While much has been written about DACA (which, in its original iteration, has been in effect since August 2012), as well as its beneficiaries and benefits, less information exists about DAPA’s potential recipients and projected impact. In an effort to close this gap, the Migration Policy Institute (MPI) and the Urban Institute (UI) released a research report that analyzes the size and socio-demographic characteristics of the potentially DAPA-eligible population and their families. The report also examines potential income gains that DAPA recipients and their families would experience if the program is permitted to go into effect.

According to the report, 3.6 million undocumented immigrants would qualify for DAPA. The benefits of DAPA, however, would extend to more than just its recipients. In fact, more than 10 million people live in households with at least one potentially DAPA-eligible adult. In other words, granting individuals relief from deportation and work authorization is an investment that would go well beyond its direct beneficiaries; it would bring stability to entire households. As previous research has demonstrated, living in a household with undocumented parents creates stress and harms the well-being and development of children.

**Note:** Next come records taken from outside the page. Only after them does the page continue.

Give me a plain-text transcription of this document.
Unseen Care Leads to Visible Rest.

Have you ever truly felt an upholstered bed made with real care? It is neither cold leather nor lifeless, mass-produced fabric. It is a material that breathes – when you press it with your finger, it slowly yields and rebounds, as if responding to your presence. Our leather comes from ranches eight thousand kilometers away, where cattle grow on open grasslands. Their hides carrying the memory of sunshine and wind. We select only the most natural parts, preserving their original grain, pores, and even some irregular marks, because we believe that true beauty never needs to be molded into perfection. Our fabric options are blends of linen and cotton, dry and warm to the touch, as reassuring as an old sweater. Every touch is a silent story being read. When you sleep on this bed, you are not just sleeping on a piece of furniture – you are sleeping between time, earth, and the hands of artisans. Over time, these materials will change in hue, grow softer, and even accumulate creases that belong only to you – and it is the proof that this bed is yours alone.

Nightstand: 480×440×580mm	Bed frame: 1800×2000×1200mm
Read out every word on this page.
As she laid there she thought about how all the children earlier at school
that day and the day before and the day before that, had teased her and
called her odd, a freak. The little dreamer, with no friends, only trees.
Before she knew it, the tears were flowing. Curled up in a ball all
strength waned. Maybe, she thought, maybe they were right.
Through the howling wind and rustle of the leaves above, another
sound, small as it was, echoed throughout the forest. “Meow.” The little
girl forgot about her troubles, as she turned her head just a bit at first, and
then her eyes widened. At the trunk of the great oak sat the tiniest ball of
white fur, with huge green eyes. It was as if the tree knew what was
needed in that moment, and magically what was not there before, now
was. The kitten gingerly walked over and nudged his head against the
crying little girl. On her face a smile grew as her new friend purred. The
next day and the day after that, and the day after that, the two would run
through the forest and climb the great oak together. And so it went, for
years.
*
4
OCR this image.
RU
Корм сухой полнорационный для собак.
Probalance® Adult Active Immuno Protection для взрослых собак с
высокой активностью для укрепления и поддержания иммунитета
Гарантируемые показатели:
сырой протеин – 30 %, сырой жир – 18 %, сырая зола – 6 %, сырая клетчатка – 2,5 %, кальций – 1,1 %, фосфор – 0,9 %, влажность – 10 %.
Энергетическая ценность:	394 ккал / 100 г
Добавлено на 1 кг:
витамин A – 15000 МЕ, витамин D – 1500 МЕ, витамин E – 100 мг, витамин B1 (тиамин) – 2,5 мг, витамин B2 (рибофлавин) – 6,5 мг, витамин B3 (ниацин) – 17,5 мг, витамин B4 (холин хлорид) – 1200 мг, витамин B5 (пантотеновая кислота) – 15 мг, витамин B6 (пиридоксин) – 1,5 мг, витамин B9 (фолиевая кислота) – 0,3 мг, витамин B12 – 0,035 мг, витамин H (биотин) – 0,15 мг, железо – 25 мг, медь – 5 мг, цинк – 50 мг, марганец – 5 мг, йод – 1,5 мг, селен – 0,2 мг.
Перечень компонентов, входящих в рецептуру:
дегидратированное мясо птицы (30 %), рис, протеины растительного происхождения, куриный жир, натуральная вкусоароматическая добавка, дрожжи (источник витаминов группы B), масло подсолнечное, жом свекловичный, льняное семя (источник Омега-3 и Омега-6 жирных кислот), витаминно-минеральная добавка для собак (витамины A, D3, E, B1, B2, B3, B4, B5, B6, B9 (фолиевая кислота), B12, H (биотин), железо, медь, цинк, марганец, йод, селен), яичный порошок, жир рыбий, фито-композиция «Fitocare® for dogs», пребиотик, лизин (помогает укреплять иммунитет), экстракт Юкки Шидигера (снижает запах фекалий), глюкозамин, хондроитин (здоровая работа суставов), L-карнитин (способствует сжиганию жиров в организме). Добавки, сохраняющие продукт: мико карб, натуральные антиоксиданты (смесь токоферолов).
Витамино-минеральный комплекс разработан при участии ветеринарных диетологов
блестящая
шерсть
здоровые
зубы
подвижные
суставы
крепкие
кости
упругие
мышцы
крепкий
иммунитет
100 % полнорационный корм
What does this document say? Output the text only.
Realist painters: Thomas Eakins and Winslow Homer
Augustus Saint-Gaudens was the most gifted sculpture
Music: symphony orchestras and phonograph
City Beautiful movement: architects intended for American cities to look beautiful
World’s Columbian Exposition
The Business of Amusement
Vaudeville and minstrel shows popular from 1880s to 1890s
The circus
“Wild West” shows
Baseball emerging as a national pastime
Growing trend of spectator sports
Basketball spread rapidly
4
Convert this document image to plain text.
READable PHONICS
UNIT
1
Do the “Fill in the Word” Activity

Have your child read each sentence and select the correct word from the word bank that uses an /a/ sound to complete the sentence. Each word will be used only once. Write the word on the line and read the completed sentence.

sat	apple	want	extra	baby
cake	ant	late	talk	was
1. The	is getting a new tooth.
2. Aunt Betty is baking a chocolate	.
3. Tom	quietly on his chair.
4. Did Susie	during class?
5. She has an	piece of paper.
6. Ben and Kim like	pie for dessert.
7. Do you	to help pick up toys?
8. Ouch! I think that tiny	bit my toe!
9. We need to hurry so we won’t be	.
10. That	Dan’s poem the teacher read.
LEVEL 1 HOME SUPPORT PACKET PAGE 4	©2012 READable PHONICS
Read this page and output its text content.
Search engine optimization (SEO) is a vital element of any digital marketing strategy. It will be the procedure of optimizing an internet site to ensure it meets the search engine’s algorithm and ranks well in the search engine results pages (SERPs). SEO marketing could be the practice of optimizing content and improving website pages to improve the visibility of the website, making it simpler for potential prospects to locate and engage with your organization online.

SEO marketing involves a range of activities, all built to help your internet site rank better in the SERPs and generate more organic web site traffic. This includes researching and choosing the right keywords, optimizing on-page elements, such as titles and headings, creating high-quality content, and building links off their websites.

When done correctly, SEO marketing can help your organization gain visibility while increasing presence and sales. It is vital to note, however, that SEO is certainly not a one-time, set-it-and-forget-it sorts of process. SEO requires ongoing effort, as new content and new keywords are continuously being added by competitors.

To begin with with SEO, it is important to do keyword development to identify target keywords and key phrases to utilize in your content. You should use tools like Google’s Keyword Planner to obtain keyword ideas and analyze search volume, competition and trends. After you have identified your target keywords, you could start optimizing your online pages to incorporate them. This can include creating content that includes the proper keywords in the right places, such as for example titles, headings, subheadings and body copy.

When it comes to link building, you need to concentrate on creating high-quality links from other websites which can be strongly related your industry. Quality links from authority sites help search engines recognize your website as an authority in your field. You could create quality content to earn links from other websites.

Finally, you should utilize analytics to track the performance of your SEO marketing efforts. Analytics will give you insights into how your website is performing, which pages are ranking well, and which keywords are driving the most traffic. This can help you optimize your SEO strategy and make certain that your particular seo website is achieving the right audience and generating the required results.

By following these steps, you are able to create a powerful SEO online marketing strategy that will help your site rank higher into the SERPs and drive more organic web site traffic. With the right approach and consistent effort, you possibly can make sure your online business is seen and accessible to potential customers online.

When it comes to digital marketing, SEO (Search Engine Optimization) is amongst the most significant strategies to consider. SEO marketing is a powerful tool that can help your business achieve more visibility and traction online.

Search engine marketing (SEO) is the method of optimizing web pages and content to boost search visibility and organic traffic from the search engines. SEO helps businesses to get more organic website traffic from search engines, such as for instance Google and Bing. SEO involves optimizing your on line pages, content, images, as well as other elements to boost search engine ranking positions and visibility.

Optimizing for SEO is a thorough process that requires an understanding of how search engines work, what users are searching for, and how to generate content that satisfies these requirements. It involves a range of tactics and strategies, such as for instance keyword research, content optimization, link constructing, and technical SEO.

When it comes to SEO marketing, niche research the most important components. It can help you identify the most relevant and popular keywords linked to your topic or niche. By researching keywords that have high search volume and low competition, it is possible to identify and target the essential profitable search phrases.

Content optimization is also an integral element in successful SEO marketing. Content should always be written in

While DAPA would be available to undocumented parents who have a son or daughter who is either a U.S. citizen or a lawful permanent resident, 85 percent of the children under age 18 living with a potential DAPA parent are U.S. citizens. And among all potentially DAPA-eligible individuals, 69 percent have resided in the United States for at least 10 years and 25 percent for at least 20 years. These data indicate that, in general, potential DAPA recipients already have strong ties to the United States. However, because of their precarious legal situation, potential DAPA families are at an economic disadvantage compared to other U.S. families with children under age 18:

“Despite similar labor force participation, the potentially DAPA eligible earn less annually than LPRs [lawful permanent residents]: about $10,000 on average less for men and $8,000 less for women. As a result, potential DAPA families have lower incomes: $31,000 versus $43,000 for all families with immigrant parents and $47,000 for families with U.S.-born parents. The poverty rate for these DAPA families is 36 percent, compared with 22 percent for all immigrant families, and 14 percent for families with U.S.-born parents.”

Implementing DAPA and permitting eligible individuals to obtain work authorization would partially address some of these inequities. According to the estimates released in the MPI-UI report, the average DAPA family could expect an increase of $3,000 (10 percent) in their incomes if they earned the same as LPR parents with similar characteristics. Consequently, 6 percent fewer DAPA families would be living in poverty.

In sum, if DAPA were implemented, millions of young Americans would no longer live with the persistent fear that their parents could be detained and deported at any time. They could live in more prosperous and stable households and enjoy increased opportunities for future economic success. If, on the other hand, the Supreme Court prevents DAPA from going into effect, a number of the structural foundations of inequality described earlier will remain in place and a large number of U.S. citizens will experience the harmful impacts of this inequality for years to come.